In der Kernzone des Nationalparks, die etwa 60 Prozent der Fläche des knapp 250 Quadratkilometer großen Schutzgebietes ausmacht, kann sich die Natur seit einigen Jahren frei entwickeln. Ehemalige Wirtschaftswälder dürfen wieder zu wildem Naturwald werden.

„Wir greifen hier nur noch zur Sicherheit der Gäste und des Straßenverkehrs ein“, erläutert Knolle. An Straßen, an den Schienen der Schmalspurbahnen und an touristischen Zielen würden tote oder absterbende Bäume umgerissen und an die Seite gezogen.

Luchs nutzen das Totholz als Unterschlupf.
Luchs nutzen das Totholz als Unterschlupf.
© Holger Hollemann/dpa

Totholzreiche, naturnahe Wälder ermöglichen nicht nur neue Artenvielfalt, sie erfüllen auch eine wichtige Klimaschutzfunktion. Langsam verrottende Stämme und die mächtigen Humusböden speichern große Mengen Kohlendioxid. Gräser, Kräuter und nachwachsende Bäume nehmen freiwerdende Nährstoffe auf und binden sie in neuer Biomasse.

Was vorerst bleibt, ist der hässliche Anblick. Knolle gibt zu, dass es deshalb auch Kritik gibt an der Waldpolitik der Nationalparkverwaltung gibt. Und dass das Motto „Natur Natur seinlassen“ nicht bei allen gut ankommt. Allerdings hätten sich die Widerstände inzwischen „auf ein Minimum reduziert – vor allem seit klar ist, dass sich auch so Geld verdienen lässt“ – mit Tourismus.

Kann dem Klimawandel etwas entgegengesetzt werden?

Wie viele Politiker, haben auch Tourismusexperten die Klimakrise im Harz lange Zeit ignoriert oder ihr Ausmaß kleinzureden versucht. Diese Strategie ist gescheitert, das wurde beim Harzer Tourismustag 2019 in Goslar deutlich. Für eine ausschließliche Prävention sei es bereits zu spät, hieß es dort.

In den vergangenen beiden Jahren habe man die schmerzliche Erfahrung machen müssen, dass den Auswirkungen des Klimawandels nur bedingt etwas entgegengesetzt werden könne. Weil das Problem nun aber erkannt ist, soll es künftig auch offensiv benannt werden, betont die Geschäftsführerin des Harzer Tourismusverbandes, Carola Schmidt.

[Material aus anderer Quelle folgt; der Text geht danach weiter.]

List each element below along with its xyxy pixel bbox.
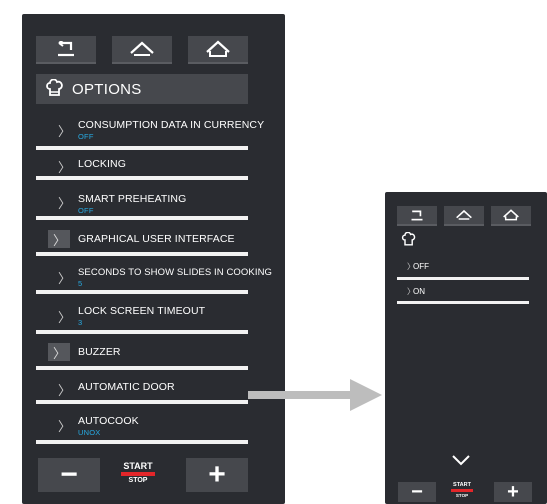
option-label: LOCK SCREEN TIMEOUT — [78, 305, 206, 317]
option-label: CONSUMPTION DATA IN CURRENCY — [78, 119, 265, 131]
start-label: START — [453, 482, 471, 488]
option-smart-preheating[interactable]: 〉 SMART PREHEATING OFF — [36, 180, 248, 220]
my-home-button[interactable] — [112, 36, 172, 64]
chevron-right-icon: 〉 — [48, 230, 70, 248]
option-seconds-to-show-slides[interactable]: 〉 SECONDS TO SHOW SLIDES IN COOKING 5 — [36, 256, 272, 294]
detail-header — [397, 230, 531, 250]
minus-button-small[interactable]: − — [398, 482, 436, 502]
back-icon — [58, 41, 74, 57]
option-label: ON — [413, 287, 425, 296]
chevron-down-icon[interactable] — [451, 454, 471, 466]
option-value: 5 — [78, 279, 83, 288]
my-home-icon — [456, 209, 472, 220]
option-on[interactable]: 〉 ON — [397, 280, 529, 304]
chef-hat-icon — [401, 232, 416, 246]
option-label: SMART PREHEATING — [78, 193, 187, 205]
option-value: OFF — [78, 132, 94, 141]
chevron-right-icon: 〉 — [58, 160, 72, 175]
option-label: GRAPHICAL USER INTERFACE — [78, 233, 235, 245]
option-label: SECONDS TO SHOW SLIDES IN COOKING — [78, 267, 273, 278]
stop-label: STOP — [128, 477, 148, 484]
plus-icon: + — [507, 481, 519, 503]
option-automatic-door[interactable]: 〉 AUTOMATIC DOOR — [36, 370, 248, 404]
my-home-button-small[interactable] — [444, 206, 484, 226]
options-header: OPTIONS — [36, 74, 248, 104]
chef-hat-icon — [46, 79, 64, 99]
option-value: UNOX — [78, 428, 101, 437]
start-stop-button[interactable]: START STOP — [118, 461, 158, 484]
option-buzzer[interactable]: 〉 BUZZER — [36, 334, 248, 370]
option-lock-screen-timeout[interactable]: 〉 LOCK SCREEN TIMEOUT 3 — [36, 294, 248, 334]
transition-arrow-icon — [248, 379, 382, 411]
chevron-right-icon: 〉 — [48, 343, 70, 361]
option-label: AUTOCOOK — [78, 415, 139, 427]
chevron-right-icon: 〉 — [58, 271, 72, 286]
option-label: AUTOMATIC DOOR — [78, 381, 175, 393]
back-button-small[interactable] — [397, 206, 437, 226]
home-icon — [503, 209, 519, 221]
option-label: BUZZER — [78, 346, 121, 358]
chevron-right-icon: 〉 — [58, 419, 72, 434]
page-title: OPTIONS — [72, 80, 142, 98]
start-stop-bar — [451, 489, 473, 492]
option-label: LOCKING — [78, 158, 126, 170]
home-button[interactable] — [188, 36, 248, 64]
option-off[interactable]: 〉 OFF — [397, 254, 529, 280]
start-label: START — [123, 461, 153, 471]
chevron-right-icon: 〉 — [58, 196, 72, 211]
option-locking[interactable]: 〉 LOCKING — [36, 150, 248, 180]
start-stop-button-small[interactable]: START STOP — [448, 482, 476, 498]
home-button-small[interactable] — [491, 206, 531, 226]
minus-button[interactable]: − — [38, 458, 100, 492]
option-label: OFF — [413, 262, 429, 271]
plus-button[interactable]: + — [186, 458, 248, 492]
start-stop-bar — [121, 472, 155, 476]
back-icon — [411, 210, 423, 220]
divider — [36, 440, 248, 444]
stop-label: STOP — [455, 493, 469, 498]
plus-icon: + — [208, 458, 226, 491]
chevron-right-icon: 〉 — [58, 310, 72, 325]
back-button[interactable] — [36, 36, 96, 64]
home-icon — [206, 40, 230, 57]
divider — [397, 301, 529, 304]
option-graphical-user-interface[interactable]: 〉 GRAPHICAL USER INTERFACE — [36, 220, 248, 256]
option-value: OFF — [78, 206, 94, 215]
chevron-right-icon: 〉 — [58, 124, 72, 139]
minus-icon: − — [60, 458, 78, 491]
option-consumption-data[interactable]: 〉 CONSUMPTION DATA IN CURRENCY OFF — [36, 112, 264, 150]
chevron-right-icon: 〉 — [58, 383, 72, 398]
minus-icon: − — [411, 481, 423, 503]
plus-button-small[interactable]: + — [494, 482, 532, 502]
my-home-icon — [130, 41, 154, 56]
option-value: 3 — [78, 318, 83, 327]
option-autocook[interactable]: 〉 AUTOCOOK UNOX — [36, 404, 248, 444]
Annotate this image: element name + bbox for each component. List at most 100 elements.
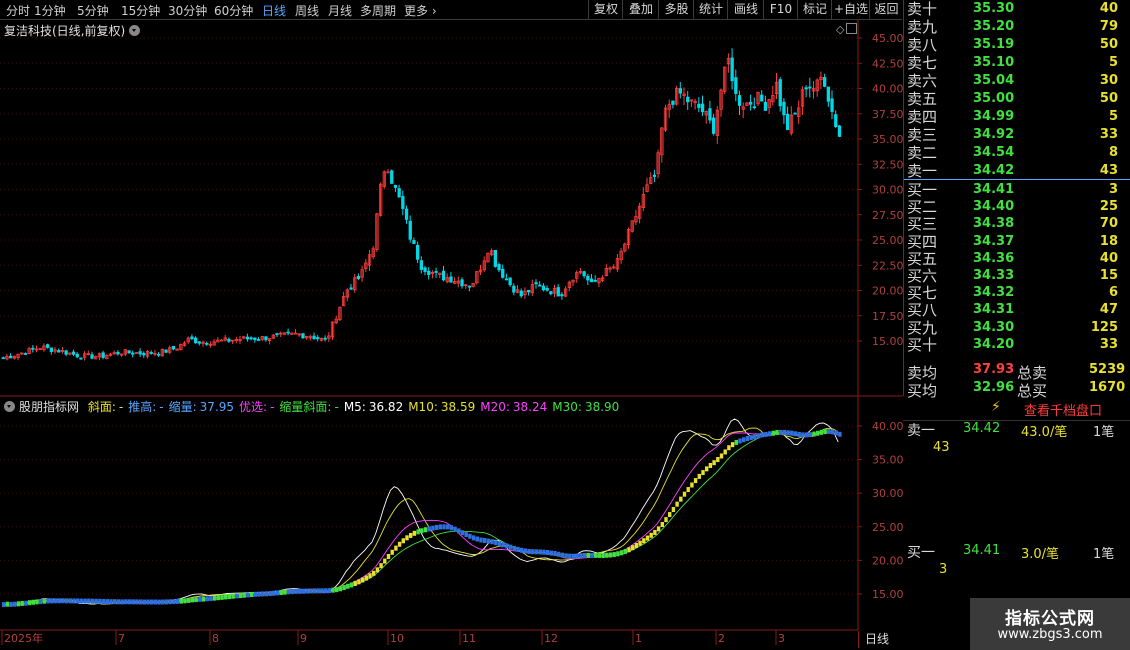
indicator-block — [120, 599, 124, 605]
bid-row[interactable]: 买三 34.38 70 — [903, 215, 1130, 233]
ob-volume: 79 — [1099, 19, 1118, 34]
candle-body — [823, 77, 827, 87]
candle-body — [737, 95, 742, 106]
candle-body — [512, 285, 516, 293]
sell1-price: 34.42 — [963, 421, 1001, 436]
candle-body — [131, 352, 135, 355]
indicator-block — [545, 550, 550, 556]
ask-row[interactable]: 卖八 35.19 50 — [903, 36, 1130, 54]
indicator-block — [224, 594, 228, 600]
diamond-icon[interactable]: ◇ — [836, 23, 844, 36]
indicator-block — [127, 599, 132, 605]
bid-row[interactable]: 买五 34.36 40 — [903, 250, 1130, 268]
ask-row[interactable]: 卖四 34.99 5 — [903, 108, 1130, 126]
indicator-block — [453, 526, 457, 532]
ob-label: 买七 — [907, 284, 938, 303]
indicator-block — [194, 597, 198, 603]
indicator-block — [157, 599, 161, 605]
indicator-item-value: - — [118, 400, 124, 414]
watermark-title: 指标公式网 — [1005, 609, 1095, 629]
ask-row[interactable]: 卖三 34.92 33 — [903, 126, 1130, 144]
indicator-block — [449, 525, 454, 531]
indicator-block — [257, 591, 261, 597]
ask-row[interactable]: 卖六 35.04 30 — [903, 72, 1130, 90]
candle-body — [734, 77, 738, 94]
ob-volume: 33 — [1099, 336, 1118, 352]
candle-body — [390, 170, 394, 184]
date-axis-label: 2 — [718, 632, 725, 645]
ask-row[interactable]: 卖一 34.42 43 — [903, 162, 1130, 180]
indicator-block — [468, 533, 472, 539]
ob-label: 卖五 — [907, 90, 938, 108]
thousand-depth-link[interactable]: 查看千档盘口 — [1024, 400, 1102, 419]
indicator-block — [790, 430, 794, 436]
candle-body — [467, 285, 472, 288]
indicator-block — [375, 567, 380, 573]
bid-row[interactable]: 买一 34.41 3 — [903, 181, 1130, 199]
date-axis-label: 11 — [462, 632, 476, 645]
indicator-block — [457, 528, 461, 534]
indicator-block — [538, 549, 542, 555]
indicator-item: M10: 38.59 — [408, 400, 475, 414]
candle-body — [190, 336, 194, 340]
indicator-block — [827, 428, 831, 434]
indicator-block — [801, 432, 805, 438]
indicator-block — [360, 577, 365, 583]
maximize-icon[interactable] — [846, 23, 857, 34]
bid-row[interactable]: 买七 34.32 6 — [903, 284, 1130, 302]
ob-price: 34.40 — [973, 199, 1015, 215]
indicator-block — [460, 530, 465, 536]
candle-body — [164, 349, 168, 353]
candle-body — [527, 289, 531, 293]
indicator-block — [353, 580, 357, 586]
main-axis-label: 30.00 — [872, 184, 903, 197]
indicator-block — [397, 541, 402, 547]
indicator-block — [246, 592, 250, 598]
candle-body — [75, 353, 79, 358]
ask-row[interactable]: 卖五 35.00 50 — [903, 90, 1130, 108]
candle-body — [423, 267, 427, 272]
date-axis-label: 7 — [118, 632, 125, 645]
ob-volume: 15 — [1099, 268, 1118, 283]
bid-row[interactable]: 买六 34.33 15 — [903, 267, 1130, 285]
ask-row[interactable]: 卖九 35.20 79 — [903, 18, 1130, 36]
indicator-block — [686, 487, 690, 493]
indicator-block — [819, 429, 824, 435]
bid-row[interactable]: 买二 34.40 25 — [903, 198, 1130, 216]
ob-price: 34.92 — [973, 127, 1015, 142]
indicator-block — [656, 526, 661, 532]
indicator-item-label: 优选: — [239, 400, 268, 414]
candle-body — [301, 333, 305, 339]
indicator-block — [501, 542, 505, 548]
ob-volume: 25 — [1099, 199, 1118, 215]
bid-row[interactable]: 买八 34.31 47 — [903, 301, 1130, 319]
indicator-item-label: 缩量: — [168, 400, 197, 414]
indicator-block — [179, 598, 183, 604]
ob-label: 买六 — [907, 267, 938, 285]
indicator-menu-icon[interactable] — [4, 401, 15, 412]
indicator-block — [782, 429, 787, 435]
ob-price: 34.41 — [973, 182, 1015, 197]
bid-row[interactable]: 买十 34.20 33 — [903, 336, 1130, 354]
indicator-block — [242, 592, 246, 598]
ask-row[interactable]: 卖十 35.30 40 — [903, 0, 1130, 18]
dropdown-circle-icon[interactable] — [129, 25, 141, 36]
indicator-item-value: 38.90 — [584, 400, 620, 414]
ob-price: 35.20 — [973, 19, 1015, 34]
ask-row[interactable]: 卖七 35.10 5 — [903, 54, 1130, 72]
indicator-block — [597, 552, 602, 558]
ask-row[interactable]: 卖二 34.54 8 — [903, 144, 1130, 162]
bid-row[interactable]: 买九 34.30 125 — [903, 319, 1130, 337]
candle-body — [652, 174, 657, 177]
indicator-item-value: - — [159, 400, 164, 414]
indicator-block — [531, 549, 535, 555]
indicator-block — [394, 545, 398, 551]
candle-body — [415, 244, 420, 260]
bid-row[interactable]: 买四 34.37 18 — [903, 233, 1130, 251]
indicator-block — [527, 548, 531, 554]
indicator-block — [68, 598, 72, 604]
candle-body — [49, 347, 53, 352]
ma30-line — [1, 430, 839, 606]
kline-chart[interactable]: 45.00 42.50 40.00 37.50 35.00 32.50 30.00 27.50… — [0, 0, 903, 650]
ob-label: 卖三 — [907, 126, 938, 144]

Sie stellte den rund 100 Teilnehmern der Veranstaltung die neue Kommunikationskampagne des Verbandes mit dem Titel „Der Wald ruft!“ vor. Statt den Urlaubern den Zustand der Wälder zu verschweigen, sollen Harz-Reisende bereits vor dem Start im Internet, mit Flyern und in Broschüren darauf vorbereitet werden, welcher Anblick sie womöglich erwartet.

Auch an Ort und Stelle werden Waldsterben und Waldleben mittlerweile thematisiert. Erst jüngst entstanden eine Multimedia-Station im Nationalparkhaus Schierke und vier Themeninseln entlang der Brockenstraße. An diesen Punkten können sich Wanderer nun direkt zu den Waldbildern informieren.

Baustelle Natur

Anhand von Panoramafotos und passenden Sichtachsen lässt sich die voranschreitende Entwicklung hin zur Wildnis an den jeweiligen Standorten gut vergleichen. Unter dem Motto „Baustelle Natur – hier baut die Natur die neue Wildnis“ erlauben die Themeninseln Einblicke in den rasanten Wandel des Waldes. Und sie erläutern, warum tote Bäume im Nationalpark nicht das Ende des Waldes, sondern den Beginn der neuen Wildnis einläuten.